🧠 AI⚪ NeutralImportance 6/10

Efficient and Scalable Provenance Tracking for LLM-Generated Code Snippets

arXiv – CS AI|Andrea Gurioli, Davide D'Ascenzo, Federico Pennino, Maurizio Gabbrielli, Stefano Zacchiroli|May 28, 2026 at 04:00 AM

🤖AI Summary

Researchers introduce SourceTracker, a 300M-parameter encoder combined with a hybrid two-stage pipeline that uses vector search and fingerprinting to efficiently track code provenance in LLM-generated snippets. The system achieves logarithmic-time query complexity while maintaining high precision on billion-scale datasets, addressing scalability challenges in detecting plagiarism and license violations in AI-generated code.

Analysis

The proliferation of code-generating LLMs has created a critical infrastructure problem: detecting whether generated code reproduces training data verbatim requires comparing against massive corpora, a task classical plagiarism detectors cannot handle efficiently. SourceTracker tackles this by combining semantic vector search—fast but potentially imprecise—with exact fingerprinting methods like Winnowing, creating a practical two-stage filtering approach that reduces computational overhead while maintaining detection accuracy.

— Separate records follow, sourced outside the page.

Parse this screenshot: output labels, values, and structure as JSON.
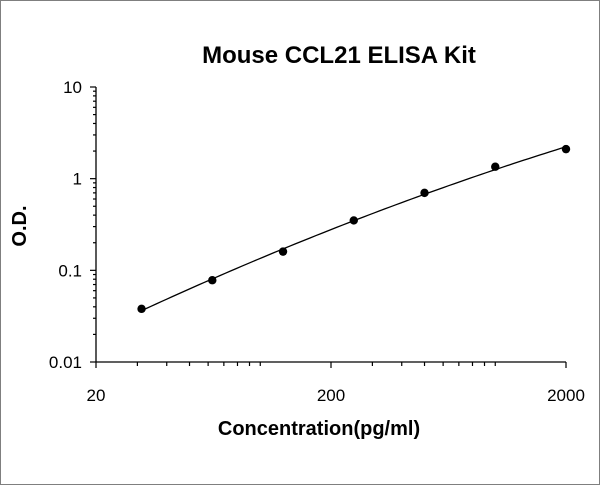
{
  "chart_data": {
    "type": "scatter",
    "title": "Mouse CCL21 ELISA Kit",
    "xlabel": "Concentration(pg/ml)",
    "ylabel": "O.D.",
    "x_scale": "log",
    "y_scale": "log",
    "xlim": [
      20,
      2000
    ],
    "ylim": [
      0.01,
      10
    ],
    "x_ticks": [
      20,
      200,
      2000
    ],
    "x_tick_labels": [
      "20",
      "200",
      "2000"
    ],
    "y_ticks": [
      0.01,
      0.1,
      1,
      10
    ],
    "y_tick_labels": [
      "0.01",
      "0.1",
      "1",
      "10"
    ],
    "grid": false,
    "legend": "none",
    "series": [
      {
        "points": [
          {
            "x": 31.25,
            "y": 0.038
          },
          {
            "x": 62.5,
            "y": 0.078
          },
          {
            "x": 125,
            "y": 0.16
          },
          {
            "x": 250,
            "y": 0.35
          },
          {
            "x": 500,
            "y": 0.7
          },
          {
            "x": 1000,
            "y": 1.35
          },
          {
            "x": 2000,
            "y": 2.1
          }
        ],
        "fit": "smooth curve"
      }
    ]
  }
}
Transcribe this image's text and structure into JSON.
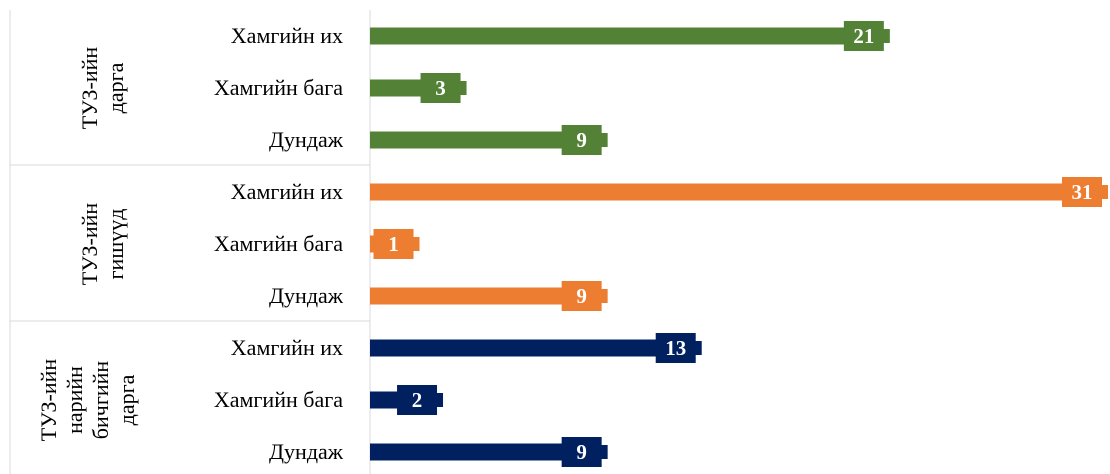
{
  "chart_data": {
    "type": "bar",
    "orientation": "horizontal",
    "title": "",
    "xlabel": "",
    "ylabel": "",
    "xlim": [
      0,
      31
    ],
    "grid": false,
    "legend": "none",
    "data_labels": true,
    "groups": [
      {
        "name": "ТУЗ-ийн дарга",
        "label_lines": [
          "ТУЗ-ийн",
          "дарга"
        ],
        "color": "#538135",
        "categories": [
          "Хамгийн их",
          "Хамгийн бага",
          "Дундаж"
        ],
        "values": [
          21,
          3,
          9
        ]
      },
      {
        "name": "ТУЗ-ийн гишүүд",
        "label_lines": [
          "ТУЗ-ийн",
          "гишүүд"
        ],
        "color": "#ED7D31",
        "categories": [
          "Хамгийн их",
          "Хамгийн бага",
          "Дундаж"
        ],
        "values": [
          31,
          1,
          9
        ]
      },
      {
        "name": "ТУЗ-ийн нарийн бичгийн дарга",
        "label_lines": [
          "ТУЗ-ийн",
          "нарийн",
          "бичгийн",
          "дарга"
        ],
        "color": "#002060",
        "categories": [
          "Хамгийн их",
          "Хамгийн бага",
          "Дундаж"
        ],
        "values": [
          13,
          2,
          9
        ]
      }
    ]
  }
}
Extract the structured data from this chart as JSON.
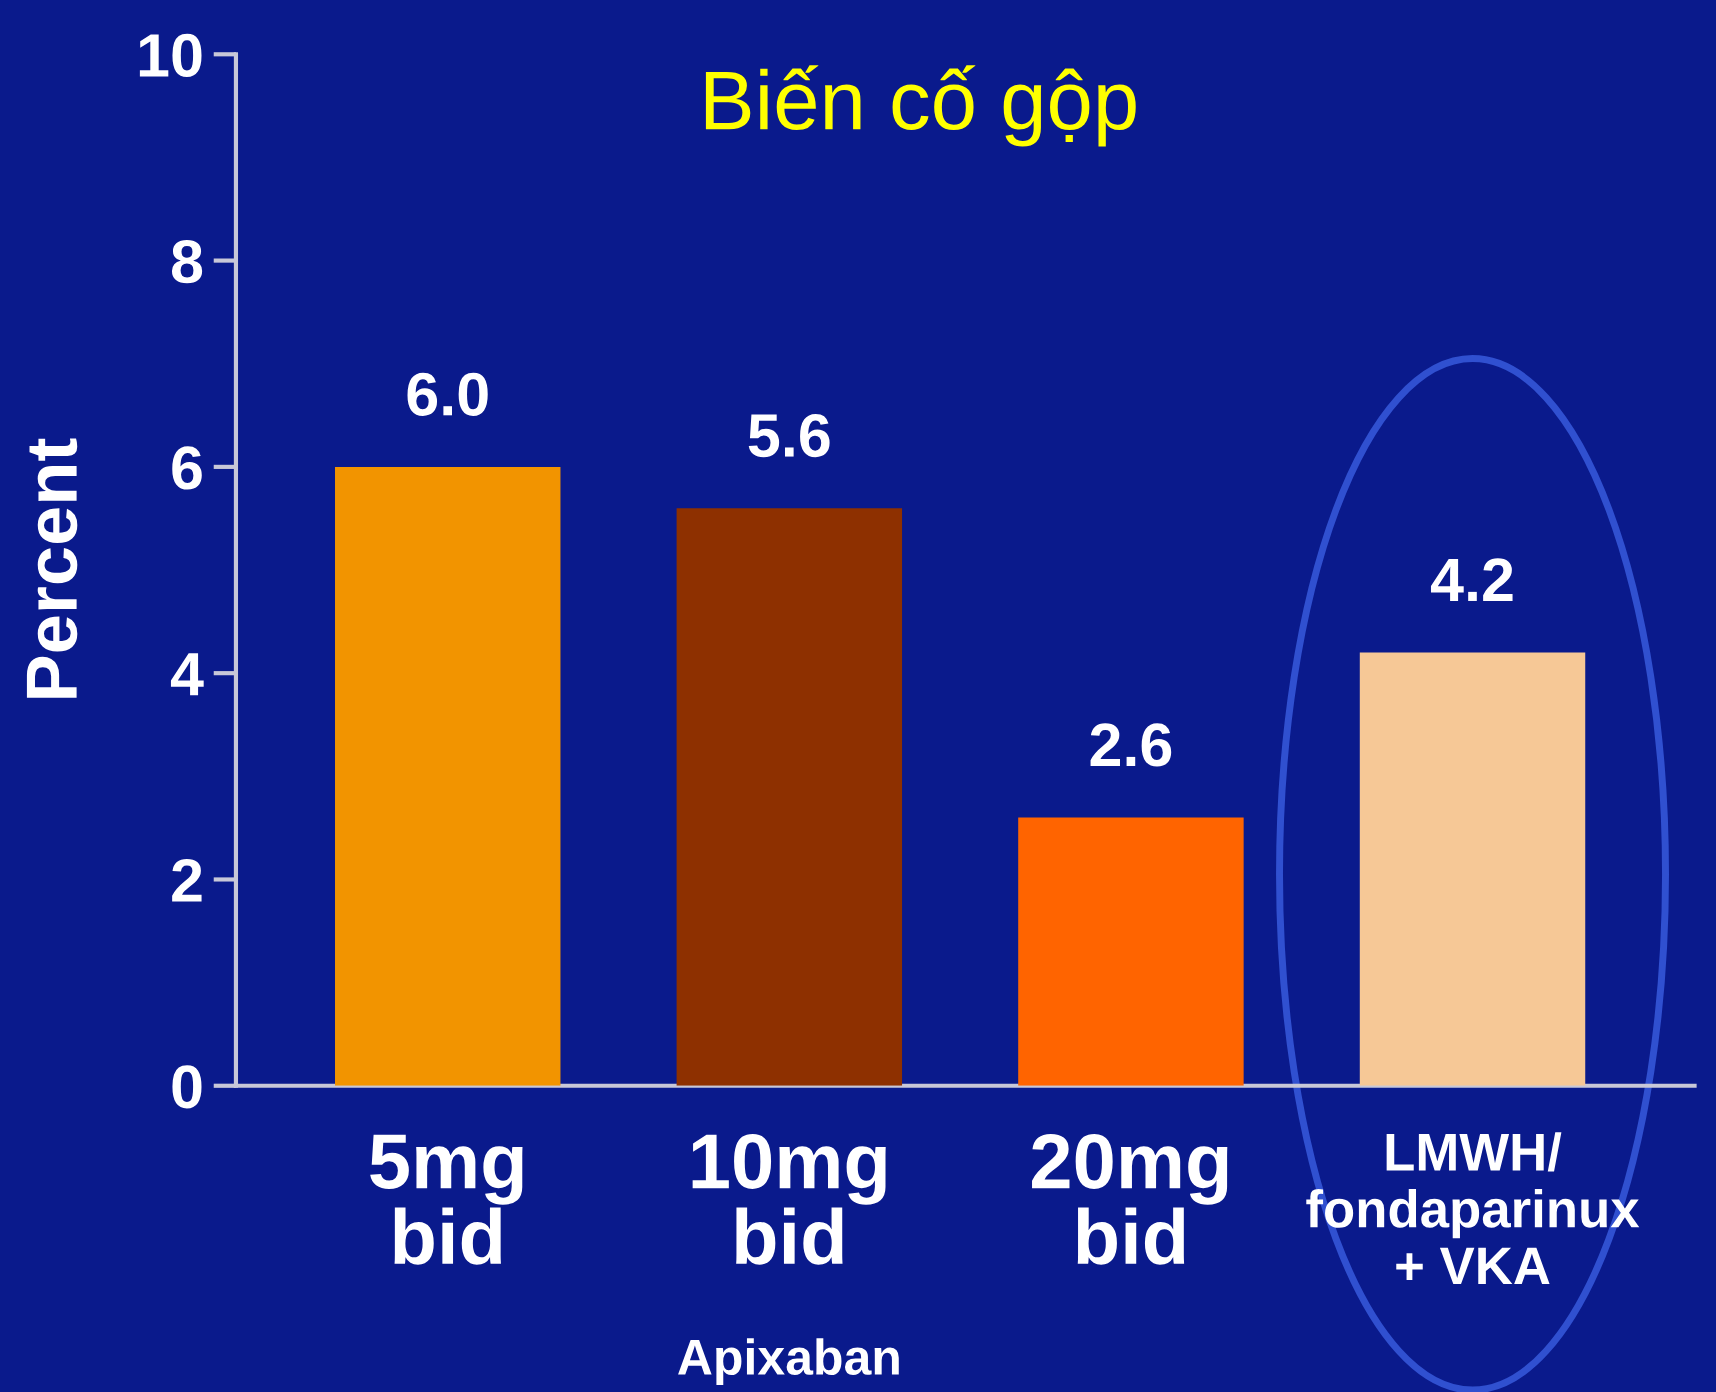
{
  "chart_data": {
    "type": "bar",
    "title": "Biến cố gộp",
    "ylabel": "Percent",
    "categories": [
      "5mg\nbid",
      "10mg\nbid",
      "20mg\nbid",
      "LMWH/\nfondaparinux\n+ VKA"
    ],
    "values": [
      6.0,
      5.6,
      2.6,
      4.2
    ],
    "colors": [
      "#f29400",
      "#8e3000",
      "#ff6400",
      "#f6c896"
    ],
    "value_labels": [
      "6.0",
      "5.6",
      "2.6",
      "4.2"
    ],
    "ylim": [
      0,
      10
    ],
    "yticks": [
      0,
      2,
      4,
      6,
      8,
      10
    ],
    "grid": false,
    "annotations": [
      "Apixaban"
    ]
  }
}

This research addresses genuine legal and ethical concerns facing AI model developers. When LLMs reproduce copyrighted or license-restricted code without attribution, it exposes companies to intellectual property litigation and open-source license violations. The industry has lacked scalable technical solutions; existing fingerprint-based methods require linear-time searches across training sets, making them impractical for modern billion-parameter models trained on massive code repositories.

The hybrid approach demonstrates material improvements: on adapted code snippets (60+ tokens), the system outperforms pure fingerprinting by 5.4% while maintaining logarithmic search complexity. This performance profile suggests real deployment potential for code hosting platforms, IDE integrations, and AI model developers seeking compliance tools. The evaluation using LLM-based judges to assess semantic similarity beyond exact matches reflects realistic use cases where partial attribution and similar-source identification prove valuable.

Looking ahead, this work establishes a technical foundation for provenance tracking that could become standard in AI development pipelines. Regulatory bodies increasingly scrutinize AI training data and attribution practices; scalable provenance systems may become compliance requirements. The methodology generalizes beyond code, potentially applying to other domains where LLMs train on copyrighted material.

Key Takeaways

→HybridSourceTracker combines vector search and fingerprinting to enable logarithmic-time provenance tracking on billion-scale code repositories.
→The system outperforms classical fingerprinting methods by 5.4% on adapted code snippets 60+ tokens long while maintaining query efficiency.
→Addresses critical compliance gaps as AI-generated code raises intellectual property and open-source license violation concerns.
→LLM-based evaluation reveals retrieved snippets provide useful attribution context beyond exact-match detection, improving practical utility.
→Scalable provenance tracking may become standard compliance infrastructure for AI model developers and code platforms.